Four of us crowded around a table printed with advertisements from the turn of the century (I remember them from '70s-era Wendy's restaurants). J's has no waiters, so while we waited for our number to be called, we sipped diner coffee, thin and bitter but not burnt, from brown ceramic mugs. We then picked up our food, table settings, bowls of salsa, and pickled jalapeños at the counter.

J's serves hamburgers and tacos until the early evening, but we had come for breakfast. They may not offer eggs Benedict, but they do griddle up chilaquiles, a mass of crispy fried tortilla strips sautéed with scrambled eggs and then covered with a loose, mild tomato sauce containing onions and red and green peppers. The tortillas kept most of their crunchiness as we ate, contrasting nicely with the eggs and stewed vegetables. The same tomato-onion-pepper sauce had been drizzled across bland huevos rancheros, two fried eggs laid across a half-stack of corn tortillas. Both came with packets of tortillas wrapped in aluminum foil, Mexican rice, and a puddle of refried beans speckled with melted cheese. The two dishes improved with a pinch of salt and a spoonful of piquant red salsa.

Actually, the red and green salsas, both hot, improved everything they coated. They had more gumption than anything else on our plates. Like your saucy Aunt Margaret, who'd show up at family reunions wearing cherry red lipstick and vodka on her breath, they only pointed out how drab the rest of the party was. Our guide had figured this out long ago. He dumped spoonful after spoonful of salsa on top of his farmer's breakfast -- scrambled eggs, toast, bacon, and hash browns -- with a big side of refried beans.
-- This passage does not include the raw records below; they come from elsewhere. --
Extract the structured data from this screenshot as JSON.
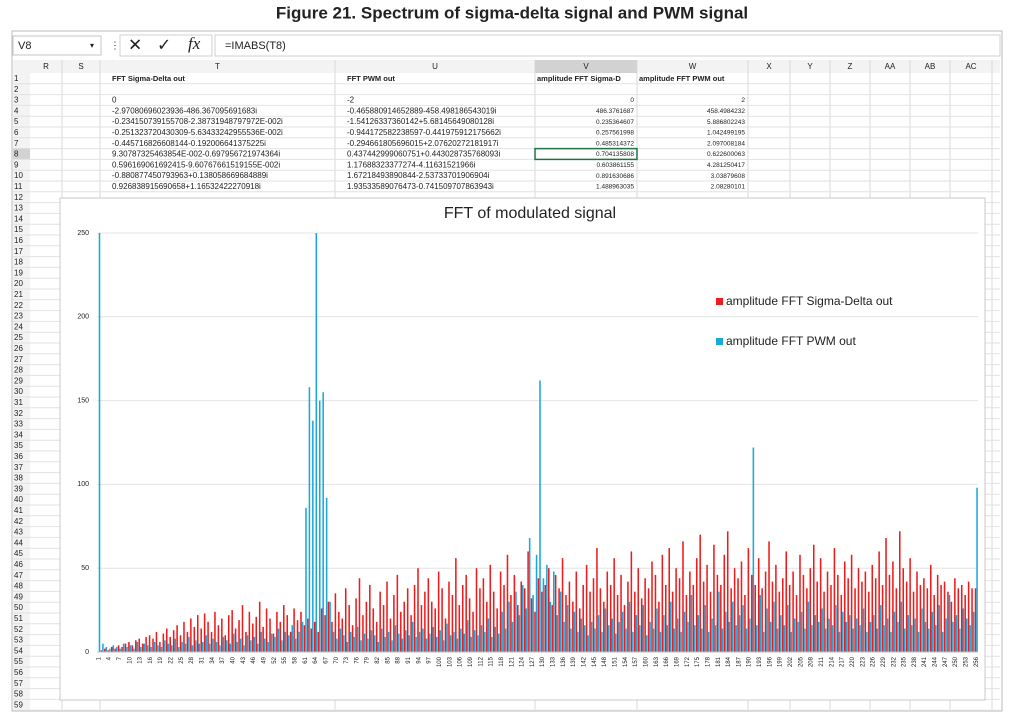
{
  "caption": "Figure 21. Spectrum of sigma-delta signal and PWM signal",
  "name_box": "V8",
  "formula": "=IMABS(T8)",
  "columns": [
    "R",
    "S",
    "T",
    "U",
    "V",
    "W",
    "X",
    "Y",
    "Z",
    "AA",
    "AB",
    "AC"
  ],
  "row_numbers": [
    1,
    2,
    3,
    4,
    5,
    6,
    7,
    8,
    9,
    10,
    11,
    12,
    13,
    14,
    15,
    16,
    17,
    18,
    19,
    20,
    21,
    22,
    23,
    24,
    25,
    26,
    27,
    28,
    29,
    30,
    31,
    32,
    33,
    34,
    35,
    36,
    37,
    38,
    39,
    40,
    41,
    42,
    43,
    44,
    45,
    46,
    47,
    48,
    49,
    50,
    51,
    52,
    53,
    54,
    55,
    56,
    57,
    58,
    59
  ],
  "headers": [
    "FFT Sigma-Delta out",
    "FFT PWM out",
    "amplitude FFT Sigma-D",
    "amplitude FFT PWM out"
  ],
  "rows": [
    [
      "0",
      "-2",
      "0",
      "2"
    ],
    [
      "-2.97080696023936-486.367095691683i",
      "-0.465880914652889-458.498186543019i",
      "486.3761687",
      "458.4984232"
    ],
    [
      "-0.234150739155708-2.38731948797972E-002i",
      "-1.54126337360142+5.68145649080128i",
      "0.235364607",
      "5.886802243"
    ],
    [
      "-0.251323720430309-5.63433242955536E-002i",
      "-0.944172582238597-0.441975912175662i",
      "0.257561998",
      "1.042499195"
    ],
    [
      "-0.445716826608144-0.192006641375225i",
      "-0.294661805696015+2.07620272181917i",
      "0.485314372",
      "2.097008184"
    ],
    [
      "9.30787325463854E-002-0.697956721974364i",
      "0.437442999060751+0.443028735768093i",
      "0.704135808",
      "0.622600063"
    ],
    [
      "0.596169061692415-9.60767661519155E-002i",
      "1.17688323377274-4.11631521966i",
      "0.603861155",
      "4.281250417"
    ],
    [
      "-0.880877450793963+0.138058669684889i",
      "1.67218493890844-2.53733701906904i",
      "0.891630686",
      "3.03879608"
    ],
    [
      "0.926838915690658+1.16532422270918i",
      "1.93533589076473-0.741509707863943i",
      "1.488963035",
      "2.08280101"
    ]
  ],
  "chart_data": {
    "type": "bar",
    "title": "FFT of modulated signal",
    "grid": true,
    "legend": "right",
    "ylim": [
      0,
      250
    ],
    "yticks": [
      0,
      50,
      100,
      150,
      200,
      250
    ],
    "categories": [
      1,
      null,
      null,
      4,
      null,
      null,
      7,
      null,
      null,
      10,
      null,
      null,
      13,
      null,
      null,
      16,
      null,
      null,
      19,
      null,
      null,
      22,
      null,
      null,
      25,
      null,
      null,
      28,
      null,
      null,
      31,
      null,
      null,
      34,
      null,
      null,
      37,
      null,
      null,
      40,
      null,
      null,
      43,
      null,
      null,
      46,
      null,
      null,
      49,
      null,
      null,
      52,
      null,
      null,
      55,
      null,
      null,
      58,
      null,
      null,
      61,
      null,
      null,
      64,
      null,
      null,
      67,
      null,
      null,
      70,
      null,
      null,
      73,
      null,
      null,
      76,
      null,
      null,
      79,
      null,
      null,
      82,
      null,
      null,
      85,
      null,
      null,
      88,
      null,
      null,
      91,
      null,
      null,
      94,
      null,
      null,
      97,
      null,
      null,
      100,
      null,
      null,
      103,
      null,
      null,
      106,
      null,
      null,
      109,
      null,
      null,
      112,
      null,
      null,
      115,
      null,
      null,
      118,
      null,
      null,
      121,
      null,
      null,
      124,
      null,
      null,
      127,
      null,
      null,
      130,
      null,
      null,
      133,
      null,
      null,
      136,
      null,
      null,
      139,
      null,
      null,
      142,
      null,
      null,
      145,
      null,
      null,
      148,
      null,
      null,
      151,
      null,
      null,
      154,
      null,
      null,
      157,
      null,
      null,
      160,
      null,
      null,
      163,
      null,
      null,
      166,
      null,
      null,
      169,
      null,
      null,
      172,
      null,
      null,
      175,
      null,
      null,
      178,
      null,
      null,
      181,
      null,
      null,
      184,
      null,
      null,
      187,
      null,
      null,
      190,
      null,
      null,
      193,
      null,
      null,
      196,
      null,
      null,
      199,
      null,
      null,
      202,
      null,
      null,
      205,
      null,
      null,
      208,
      null,
      null,
      211,
      null,
      null,
      214,
      null,
      null,
      217,
      null,
      null,
      220,
      null,
      null,
      223,
      null,
      null,
      226,
      null,
      null,
      229,
      null,
      null,
      232,
      null,
      null,
      235,
      null,
      null,
      238,
      null,
      null,
      241,
      null,
      null,
      244,
      null,
      null,
      247,
      null,
      null,
      250,
      null,
      null,
      253,
      null,
      null,
      256
    ],
    "series": [
      {
        "name": "amplitude FFT Sigma-Delta out",
        "color": "#ee1c1c",
        "values": [
          0,
          1,
          2,
          1,
          3,
          2,
          4,
          3,
          5,
          6,
          4,
          7,
          8,
          5,
          9,
          10,
          8,
          12,
          6,
          11,
          14,
          9,
          13,
          16,
          10,
          18,
          12,
          20,
          15,
          22,
          14,
          23,
          18,
          12,
          24,
          16,
          20,
          10,
          22,
          25,
          14,
          19,
          28,
          12,
          24,
          17,
          21,
          30,
          15,
          26,
          20,
          11,
          24,
          18,
          28,
          22,
          12,
          26,
          19,
          24,
          16,
          20,
          14,
          18,
          12,
          26,
          22,
          30,
          18,
          35,
          24,
          20,
          38,
          28,
          16,
          32,
          44,
          22,
          30,
          40,
          26,
          18,
          36,
          28,
          42,
          20,
          34,
          46,
          24,
          30,
          38,
          22,
          40,
          50,
          28,
          36,
          44,
          30,
          26,
          48,
          38,
          20,
          42,
          34,
          56,
          28,
          40,
          46,
          32,
          24,
          50,
          38,
          44,
          30,
          52,
          36,
          26,
          48,
          40,
          58,
          34,
          46,
          28,
          42,
          38,
          60,
          32,
          24,
          44,
          36,
          40,
          50,
          28,
          46,
          38,
          56,
          34,
          42,
          30,
          48,
          26,
          40,
          52,
          36,
          44,
          62,
          38,
          30,
          48,
          40,
          56,
          34,
          46,
          28,
          42,
          60,
          36,
          50,
          32,
          44,
          38,
          54,
          46,
          30,
          58,
          40,
          62,
          36,
          50,
          44,
          66,
          34,
          48,
          40,
          56,
          70,
          42,
          52,
          36,
          64,
          46,
          40,
          58,
          72,
          38,
          50,
          44,
          54,
          34,
          62,
          46,
          40,
          56,
          38,
          48,
          66,
          42,
          52,
          36,
          44,
          60,
          40,
          48,
          34,
          58,
          46,
          38,
          50,
          64,
          42,
          56,
          36,
          48,
          40,
          62,
          46,
          34,
          54,
          44,
          58,
          38,
          50,
          42,
          48,
          36,
          52,
          44,
          60,
          40,
          68,
          46,
          54,
          38,
          72,
          50,
          42,
          56,
          36,
          48,
          40,
          44,
          38,
          52,
          34,
          46,
          40,
          42,
          36,
          30,
          44,
          38,
          40,
          34,
          42,
          38,
          38
        ]
      },
      {
        "name": "amplitude FFT PWM out",
        "color": "#1aa7dc",
        "values": [
          250,
          5,
          3,
          2,
          4,
          3,
          2,
          5,
          3,
          4,
          2,
          6,
          3,
          5,
          4,
          3,
          6,
          4,
          3,
          7,
          5,
          4,
          8,
          3,
          6,
          5,
          9,
          4,
          7,
          5,
          6,
          10,
          5,
          8,
          6,
          4,
          9,
          7,
          5,
          11,
          6,
          8,
          4,
          10,
          7,
          9,
          5,
          12,
          8,
          6,
          11,
          9,
          14,
          7,
          12,
          10,
          16,
          8,
          12,
          18,
          86,
          158,
          138,
          250,
          150,
          155,
          92,
          30,
          12,
          8,
          14,
          10,
          6,
          12,
          9,
          15,
          7,
          11,
          8,
          13,
          10,
          6,
          14,
          9,
          12,
          7,
          16,
          11,
          8,
          13,
          10,
          18,
          9,
          12,
          14,
          8,
          11,
          15,
          9,
          13,
          7,
          17,
          10,
          12,
          8,
          14,
          11,
          19,
          9,
          13,
          10,
          16,
          12,
          20,
          9,
          15,
          11,
          24,
          14,
          30,
          18,
          36,
          22,
          40,
          26,
          68,
          34,
          58,
          162,
          44,
          52,
          30,
          48,
          22,
          36,
          18,
          28,
          14,
          24,
          12,
          20,
          16,
          10,
          18,
          14,
          22,
          12,
          26,
          16,
          20,
          11,
          18,
          24,
          14,
          30,
          12,
          22,
          16,
          28,
          10,
          18,
          14,
          26,
          12,
          22,
          16,
          30,
          14,
          20,
          12,
          24,
          18,
          34,
          16,
          22,
          14,
          28,
          12,
          20,
          16,
          36,
          14,
          24,
          18,
          30,
          16,
          22,
          28,
          14,
          20,
          122,
          16,
          34,
          12,
          26,
          18,
          30,
          14,
          22,
          16,
          28,
          12,
          20,
          18,
          24,
          14,
          30,
          16,
          22,
          18,
          26,
          14,
          20,
          16,
          28,
          12,
          24,
          18,
          22,
          14,
          20,
          16,
          26,
          12,
          18,
          22,
          14,
          28,
          16,
          20,
          12,
          24,
          18,
          30,
          14,
          22,
          16,
          20,
          12,
          26,
          18,
          14,
          24,
          16,
          28,
          12,
          20,
          34,
          18,
          22,
          14,
          26,
          20,
          16,
          24,
          98
        ]
      }
    ]
  }
}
At the counter, I observed one cook using a spatula to spread beaten eggs on the griddle into eighteen-inch rounds as thin as crepes. He then folded and neatly wrapped the omelet around its fillings before the eggs could get brown around the edges. Tucked inside ours were chunks of flavorful but dry linguiça, fried until all the grease had melted away. The hash browns that accompanied it had crispy edges but slightly underdone centers.

We're living in an age when brunch has come to mean mimosas, smoked salmon hash, and roasted root vegetable medleys. Even IHOP and Denny's are adding "gourmet" touches to keep up. Not J's and Dean's. Since the mid-'50s, both have stayed true to their vision, serving real American breakfasts to real American diners. Mangia bene!